Saturday, July 7, 2012

St. Thomas More in Morrisville, right before election day!

Could it really just be a coincidence that Bucks County is about to be blessed with performances of the wonderful play about the patron saint of attorneys, civil servants, politicians, and statesmen?  From 10/26 till 11/11, there will be performances of A Man for All Seasons in Morrisville's Heritage Center.

Saint Thomas More was a martyr for conscience against draconian and absolutely unjust mandates of a secular leader.  As per the Catholic Encyclopedia,
  • it was in 1530, that there "came the royal proclamation ordering the clergy to acknowledge Henry as 'Supreme Head' of the Church....[Sir Thomas More's] firm opposition to Henry's designs in regard to the divorce [from Catherine of Aragon], the papal supremacy, and the laws against heretics, speedily lost him the royal favour, and in May, 1532, he resigned his post of Lord Chancellor....
  • "For the next eighteen months More lived in seclusion....Anxious to avoid a public rupture with Henry he stayed away from Anne Boleyn's coronation....Neutrality, however, did not suit Henry....
  • "In March, 1534, the Act of Succession was passed which required all who should be called upon to take an oath acknowledging the issue of Henry and Anne as legitimate heirs to the throne, and to this was added a clause repudiating 'any foreign authority, prince or potentate'. On 14 April, More was summoned to Lambeth to take the oath and, on his refusal, was committed to the custody of the Abbot of Westminster.
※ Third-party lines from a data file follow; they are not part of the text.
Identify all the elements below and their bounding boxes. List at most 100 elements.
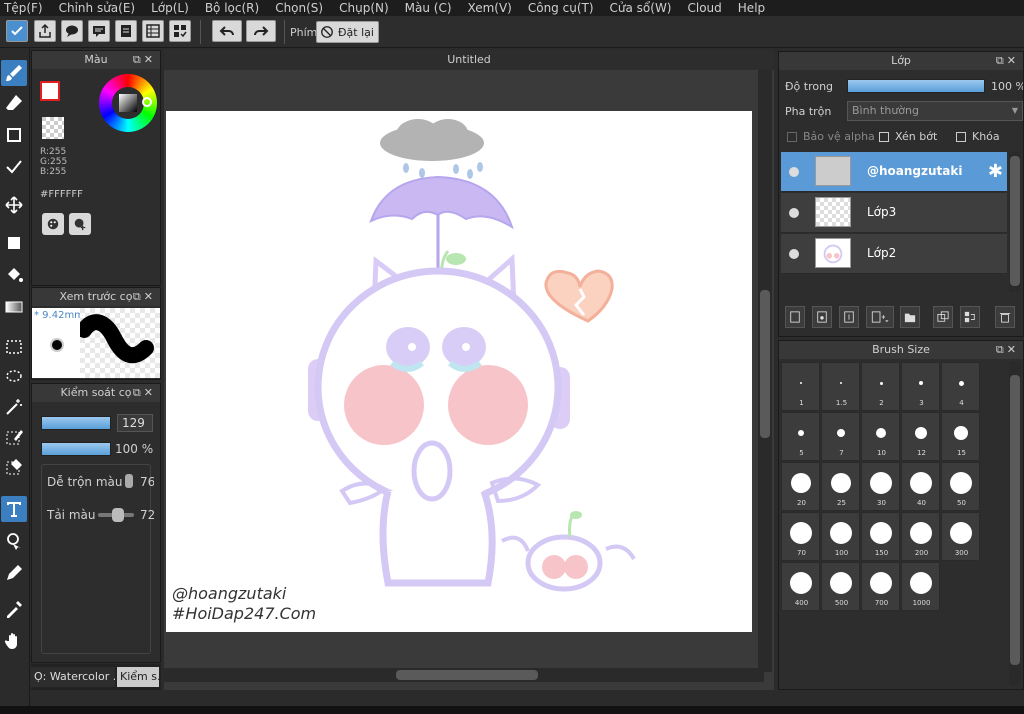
transparent-color-swatch[interactable] — [42, 117, 64, 139]
clip-checkbox[interactable] — [879, 132, 889, 142]
primary-color-swatch[interactable] — [40, 81, 60, 101]
menu-view[interactable]: Xem(V) — [460, 0, 520, 16]
menu-color[interactable]: Màu (C) — [397, 0, 460, 16]
text-tool-icon[interactable] — [1, 496, 27, 522]
menu-help[interactable]: Help — [730, 0, 773, 16]
brush-size-cell[interactable]: 10 — [861, 412, 900, 461]
horizontal-scroll-thumb[interactable] — [396, 670, 538, 680]
protect-alpha-checkbox[interactable] — [787, 132, 797, 142]
menu-select[interactable]: Chọn(S) — [267, 0, 331, 16]
brush-size-cell[interactable]: 25 — [821, 462, 860, 511]
brush-size-cell[interactable]: 7 — [821, 412, 860, 461]
eye-icon[interactable] — [789, 249, 799, 259]
brush-size-slider[interactable] — [41, 416, 111, 430]
layer-row-lop3[interactable]: Lớp3 — [781, 193, 1007, 233]
pen-tool-icon[interactable] — [1, 560, 27, 586]
brush-opacity-slider[interactable] — [41, 442, 111, 456]
panel-controls-icon[interactable]: ⧉✕ — [133, 384, 156, 402]
brush-size-cell[interactable]: 700 — [861, 562, 900, 611]
brush-size-cell[interactable]: 70 — [781, 512, 820, 561]
eye-icon[interactable] — [789, 167, 799, 177]
menu-layer[interactable]: Lớp(L) — [143, 0, 197, 16]
tab-watercolor[interactable]: Ọ: Watercolor . — [31, 667, 115, 687]
menu-filter[interactable]: Bộ lọc(R) — [197, 0, 267, 16]
document-icon[interactable] — [115, 20, 137, 42]
eraser-tool-icon[interactable] — [1, 90, 27, 116]
layer-scroll-thumb[interactable] — [1010, 156, 1020, 286]
brush-size-cell[interactable]: 1 — [781, 362, 820, 411]
brush-size-cell[interactable]: 1000 — [901, 562, 940, 611]
speech-bubble-icon[interactable] — [61, 20, 83, 42]
horizontal-scrollbar[interactable] — [164, 668, 764, 682]
brush-size-cell[interactable]: 1.5 — [821, 362, 860, 411]
line-tool-icon[interactable] — [1, 154, 27, 180]
new-layer-icon[interactable] — [785, 306, 805, 328]
folder-icon[interactable] — [900, 306, 920, 328]
move-tool-icon[interactable] — [1, 192, 27, 218]
brush-size-cell[interactable]: 30 — [861, 462, 900, 511]
brush-size-cell[interactable]: 20 — [781, 462, 820, 511]
brush-size-cell[interactable]: 2 — [861, 362, 900, 411]
vertical-scrollbar[interactable] — [758, 70, 772, 672]
eye-icon[interactable] — [789, 208, 799, 218]
rectangle-tool-icon[interactable] — [1, 122, 27, 148]
grid-check-icon[interactable] — [169, 20, 191, 42]
panel-controls-icon[interactable]: ⧉✕ — [996, 52, 1019, 70]
select-eraser-icon[interactable] — [1, 454, 27, 480]
panel-controls-icon[interactable]: ⧉✕ — [996, 341, 1019, 359]
share-icon[interactable] — [34, 20, 56, 42]
brush-size-cell[interactable]: 3 — [901, 362, 940, 411]
layer-row-hoangzutaki[interactable]: @hoangzutaki ✱ — [781, 152, 1007, 192]
hand-tool-icon[interactable] — [1, 628, 27, 654]
bucket-tool-icon[interactable] — [1, 262, 27, 288]
brush-tool-icon[interactable] — [1, 60, 27, 86]
magic-wand-icon[interactable] — [1, 394, 27, 420]
comment-box-icon[interactable] — [88, 20, 110, 42]
redo-icon[interactable] — [246, 20, 276, 42]
brush-size-cell[interactable]: 200 — [901, 512, 940, 561]
add-layer-dropdown-icon[interactable] — [866, 306, 894, 328]
brush-size-cell[interactable]: 500 — [821, 562, 860, 611]
lock-checkbox[interactable] — [956, 132, 966, 142]
brush-size-cell[interactable]: 4 — [941, 362, 980, 411]
brush-size-cell[interactable]: 300 — [941, 512, 980, 561]
tab-brush-control[interactable]: Kiểm s. — [117, 667, 159, 687]
list-grid-icon[interactable] — [142, 20, 164, 42]
layer-row-lop2[interactable]: Lớp2 — [781, 234, 1007, 274]
operation-tool-icon[interactable] — [1, 528, 27, 554]
select-pen-icon[interactable] — [1, 424, 27, 450]
color-wheel[interactable] — [99, 74, 157, 132]
brush-size-cell[interactable]: 12 — [901, 412, 940, 461]
menu-tools[interactable]: Công cụ(T) — [520, 0, 602, 16]
palette-add-icon[interactable] — [69, 213, 91, 235]
eyedropper-icon[interactable] — [1, 596, 27, 622]
menu-cloud[interactable]: Cloud — [680, 0, 730, 16]
brush-size-cell[interactable]: 5 — [781, 412, 820, 461]
drawing-canvas[interactable]: @hoangzutaki #HoiDap247.Com — [166, 111, 752, 632]
brush-size-scroll-thumb[interactable] — [1010, 375, 1020, 665]
lasso-tool-icon[interactable] — [1, 364, 27, 390]
reset-button[interactable]: Đặt lại — [316, 21, 379, 43]
brush-size-cell[interactable]: 150 — [861, 512, 900, 561]
menu-edit[interactable]: Chỉnh sửa(E) — [51, 0, 144, 16]
merge-layer-icon[interactable] — [960, 306, 980, 328]
cloud-check-icon[interactable] — [6, 20, 28, 42]
undo-icon[interactable] — [212, 20, 242, 42]
brush-size-value[interactable]: 129 — [117, 414, 153, 432]
gear-icon[interactable]: ✱ — [988, 161, 1003, 182]
trash-icon[interactable] — [995, 306, 1015, 328]
blend-mode-select[interactable]: Bình thường ▼ — [847, 101, 1023, 121]
gradient-tool-icon[interactable] — [1, 294, 27, 320]
brush-size-cell[interactable]: 15 — [941, 412, 980, 461]
vertical-scroll-thumb[interactable] — [760, 290, 770, 438]
panel-controls-icon[interactable]: ⧉✕ — [133, 51, 156, 69]
select-rect-tool-icon[interactable] — [1, 334, 27, 360]
brush-size-scrollbar[interactable] — [1009, 361, 1021, 685]
blend-slider-knob[interactable] — [125, 474, 133, 488]
panel-controls-icon[interactable]: ⧉✕ — [133, 288, 156, 306]
palette-icon[interactable] — [42, 213, 64, 235]
brush-size-cell[interactable]: 400 — [781, 562, 820, 611]
new-layer-8bit-icon[interactable] — [812, 306, 832, 328]
duplicate-layer-icon[interactable] — [933, 306, 953, 328]
brush-size-cell[interactable]: 50 — [941, 462, 980, 511]
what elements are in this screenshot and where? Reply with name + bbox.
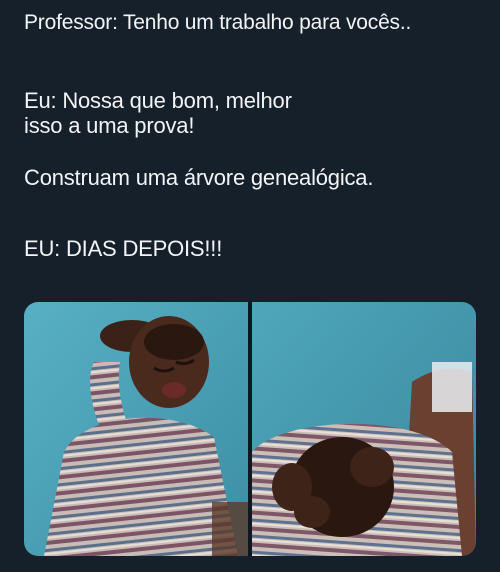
meme-post: Professor: Tenho um trabalho para vocês.… [0, 0, 500, 572]
caption-line-eu: Eu: Nossa que bom, melhor [24, 88, 292, 113]
photo-head-in-hands[interactable] [252, 302, 476, 556]
image-grid[interactable] [24, 302, 476, 556]
caption-line-professor: Professor: Tenho um trabalho para vocês.… [24, 11, 412, 34]
caption-line-days-later: EU: DIAS DEPOIS!!! [24, 236, 223, 261]
photo-crying-boy[interactable] [24, 302, 248, 556]
caption-line-eu-cont: isso a uma prova! [24, 113, 195, 138]
caption-line-task: Construam uma árvore genealógica. [24, 165, 374, 190]
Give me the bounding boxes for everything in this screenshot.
Four days later he was removed to the Tower....
  • "In June, [Richard] Rich, the solicitor-general, held a conversation with More and, in reporting it, declared that More had denied Parliament's power to confer ecclesiastical supremacy on Henry....On 1 July, More was indicted for high treason.... More denied the chief charges of the indictment...and denounced Rich, the solicitor-general and chief witness against him as a perjuror....certainly no martyr ever surpassed him in fortitude"
A Man for All Seasons was the winner of the 1966 Academcy Award for Best Picture. It is difficult to not have chills run up one's spine, upon first hearing More's immortal words: "I die his majesty's good servant, but God's first."